Today's classic tip from the TechRepublic archives was featured in our Windows 95/98 TechMail dated March 17, 2000:
The Novell Client
Previously, we looked at the Microsoft Client for NetWare Networks, which allows Win9x systems to join a NetWare network. Of course, Novell has its own Novell IntranetWare Client, which can be downloaded from Novell's Web site. This client, although far larger in size, provides some advantages over the Microsoft Client.
One advantage is that this software is required to run the NetWare Administrator program (Nwadmn95.exe). The Administrator program relies on certain DLLs installed by the IntranetWare Client. At least one PC will require this client on your network.
Microsoft included a client to access NetWare servers back in Windows For Workgroups 3.11. This was vital to Microsoft because in the 80's and 90's even though Microsoft ruled the desktop, when it came to networking, Novell was king.
The problem was, that Microsoft's NetWare clients were never very good. Whether through incompetence or by design to make NetWare look bad, the client software that shipped with Windows 3.x and 9x was horrible. It was buggy, slower, and offered fewer features than the client software offered by Novell.

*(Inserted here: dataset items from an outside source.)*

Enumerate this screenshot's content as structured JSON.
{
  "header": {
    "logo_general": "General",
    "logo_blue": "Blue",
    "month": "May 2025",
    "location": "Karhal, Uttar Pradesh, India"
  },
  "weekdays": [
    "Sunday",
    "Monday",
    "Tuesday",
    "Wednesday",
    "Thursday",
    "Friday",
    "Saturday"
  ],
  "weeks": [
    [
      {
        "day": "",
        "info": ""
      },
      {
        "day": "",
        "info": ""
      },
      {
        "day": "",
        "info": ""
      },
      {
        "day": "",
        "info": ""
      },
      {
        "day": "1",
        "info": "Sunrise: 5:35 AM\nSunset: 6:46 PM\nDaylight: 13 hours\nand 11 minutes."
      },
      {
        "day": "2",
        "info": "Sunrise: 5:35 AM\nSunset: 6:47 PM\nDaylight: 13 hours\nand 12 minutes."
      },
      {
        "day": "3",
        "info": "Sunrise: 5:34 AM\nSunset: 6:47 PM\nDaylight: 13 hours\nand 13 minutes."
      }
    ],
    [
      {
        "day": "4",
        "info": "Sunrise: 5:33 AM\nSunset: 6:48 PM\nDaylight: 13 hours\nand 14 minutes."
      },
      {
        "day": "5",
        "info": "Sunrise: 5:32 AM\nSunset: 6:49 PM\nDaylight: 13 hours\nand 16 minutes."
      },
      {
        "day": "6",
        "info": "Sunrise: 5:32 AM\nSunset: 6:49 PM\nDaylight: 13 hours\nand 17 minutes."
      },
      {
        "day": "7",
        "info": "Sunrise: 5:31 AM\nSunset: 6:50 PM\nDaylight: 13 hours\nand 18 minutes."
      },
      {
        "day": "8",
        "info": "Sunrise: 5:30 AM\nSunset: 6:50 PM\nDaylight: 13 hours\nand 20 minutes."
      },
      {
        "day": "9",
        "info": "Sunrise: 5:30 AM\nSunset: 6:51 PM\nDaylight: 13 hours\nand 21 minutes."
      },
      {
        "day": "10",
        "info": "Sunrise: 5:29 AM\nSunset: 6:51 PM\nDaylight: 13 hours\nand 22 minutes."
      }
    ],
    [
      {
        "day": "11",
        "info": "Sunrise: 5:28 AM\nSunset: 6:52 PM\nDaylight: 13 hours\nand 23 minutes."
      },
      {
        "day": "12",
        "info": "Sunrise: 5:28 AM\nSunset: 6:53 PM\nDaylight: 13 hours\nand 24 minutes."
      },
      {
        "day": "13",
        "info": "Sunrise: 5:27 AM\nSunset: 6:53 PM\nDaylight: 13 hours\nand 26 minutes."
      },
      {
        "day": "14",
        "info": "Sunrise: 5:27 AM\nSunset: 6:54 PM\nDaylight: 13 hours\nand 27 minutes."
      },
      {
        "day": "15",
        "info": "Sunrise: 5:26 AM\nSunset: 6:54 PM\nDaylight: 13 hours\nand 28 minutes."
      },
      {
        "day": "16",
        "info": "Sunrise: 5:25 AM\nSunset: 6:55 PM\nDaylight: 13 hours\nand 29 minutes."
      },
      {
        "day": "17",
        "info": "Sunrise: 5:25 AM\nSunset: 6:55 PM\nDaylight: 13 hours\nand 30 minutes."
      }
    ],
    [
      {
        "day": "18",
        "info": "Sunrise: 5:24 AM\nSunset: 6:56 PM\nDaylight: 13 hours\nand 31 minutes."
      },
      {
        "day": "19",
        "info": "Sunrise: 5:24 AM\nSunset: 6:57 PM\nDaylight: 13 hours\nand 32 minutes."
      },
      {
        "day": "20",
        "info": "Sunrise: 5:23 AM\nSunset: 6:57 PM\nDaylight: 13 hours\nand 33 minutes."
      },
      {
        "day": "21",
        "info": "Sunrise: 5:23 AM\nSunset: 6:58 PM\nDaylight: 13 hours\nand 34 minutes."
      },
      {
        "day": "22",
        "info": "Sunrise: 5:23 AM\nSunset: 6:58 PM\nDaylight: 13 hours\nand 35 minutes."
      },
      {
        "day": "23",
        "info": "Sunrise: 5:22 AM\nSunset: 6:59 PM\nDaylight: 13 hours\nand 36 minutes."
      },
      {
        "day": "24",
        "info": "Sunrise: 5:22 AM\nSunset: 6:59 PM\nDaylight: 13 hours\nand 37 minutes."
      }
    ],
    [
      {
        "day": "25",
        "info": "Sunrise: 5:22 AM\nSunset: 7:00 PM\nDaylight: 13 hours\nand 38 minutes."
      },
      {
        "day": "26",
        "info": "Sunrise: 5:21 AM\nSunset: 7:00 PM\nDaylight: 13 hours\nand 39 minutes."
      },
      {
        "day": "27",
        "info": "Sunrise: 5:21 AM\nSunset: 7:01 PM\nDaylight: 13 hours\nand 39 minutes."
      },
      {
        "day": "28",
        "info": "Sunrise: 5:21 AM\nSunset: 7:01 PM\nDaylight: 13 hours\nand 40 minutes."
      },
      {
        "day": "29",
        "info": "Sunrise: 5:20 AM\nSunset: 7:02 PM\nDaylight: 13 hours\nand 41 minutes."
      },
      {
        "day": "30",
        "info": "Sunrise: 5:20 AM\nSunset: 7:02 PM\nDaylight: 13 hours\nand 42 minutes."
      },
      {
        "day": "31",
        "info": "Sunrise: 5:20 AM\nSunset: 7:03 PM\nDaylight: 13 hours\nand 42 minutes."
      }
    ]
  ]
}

In today's networking environment, NetWare may not be as huge as it used to be, but it still has a reputable market share. Even though Novell hasn't upgraded the NetWare kernel in several years and is looking towards the future with its purchase of SUSE Linux, many shops still have their NetWare servers humming the closet.
If you're running Windows XP, you still have the choice of running Microsoft's built-in client. Of course the best choice is to use Novell's XP client unless you absolutely can't for some reason.
If you've made the move to Vista however, you're out of luck (for yet another reason). Vista doesn't include a NetWare client. All is not lost however. Novell created its own Vista NetWare client that you can download for free. It only supports Vista Business, Vista Ultimate, and Vista Enterprise, but those are probably the only versions of Windows Vista you should consider running anyway.